Figure 2.

Wild-Type and Myosin-18B-Depleted Cells Show Similar Actin-Associated Phenotypes When Cells Are Grown on Soft Substrates

(A) The representative imaging and quantification of ventral- and dorsal-associated focal adhesions in wild-type (n = 19 for vFA, n = 20 for dFA) and myosin-18B knockout (n = 19 for vFA, n = 21 for dFA) cells. vFA (red arrows), ventral associated focal adhesion; dFA (orange arrows), dorsal associated focal adhesion.

(B) Representative images of actin filaments and quantification of the total numbers of thick bundle in wild type (n = 27), myosin-18B knockout (n = 27) and CaMKK2 inhibition (n = 19) cells grown on softer matrix (5 kPa). orange arrows, dorsal stress fiber; blue brackets, transverse arcs.

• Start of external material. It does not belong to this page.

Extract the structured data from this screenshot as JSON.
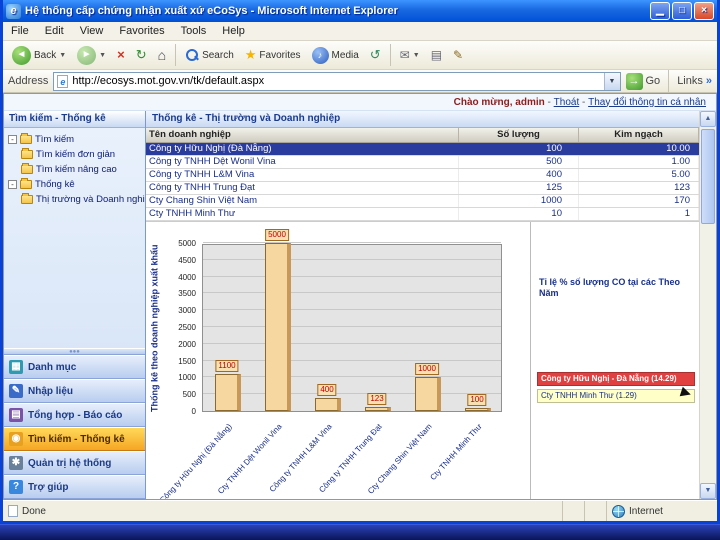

(C) Representative traction force maps and quantification of cell-exerted strain energy of wild-type (n = 19), myosin-18B knockout (n = 23), and CaMKK2 inhibitor-treated cells (n = 27) grown on softer matrix (5 kPa). Scale bars, 10 μm in (A–C).

(D) Representative examples (corresponding to Video S1, S2, S3, and S4) and quantified centripetal flow rates of transverse arcs in wild-type cells (n = 27), myosin-18B knockout cells (n = 25), full-length (FL) myosin-18B rescue cells (n = 25), and CaMKK2 inhibitor treated cells (n = 25) expressing GFP-actin grown on softer matrix (5 kPa). Yellow arrows, the positions of the observed arcs in the beginning of the videos; red arrows, the positions of the same arcs in subsequent time-lapse images. Scale bar, 5 μm.

Quantification data are represented as mean ± SEM. ∗∗∗p < 0.001 (Mann-Whitney-Wilcoxon rank-sum test).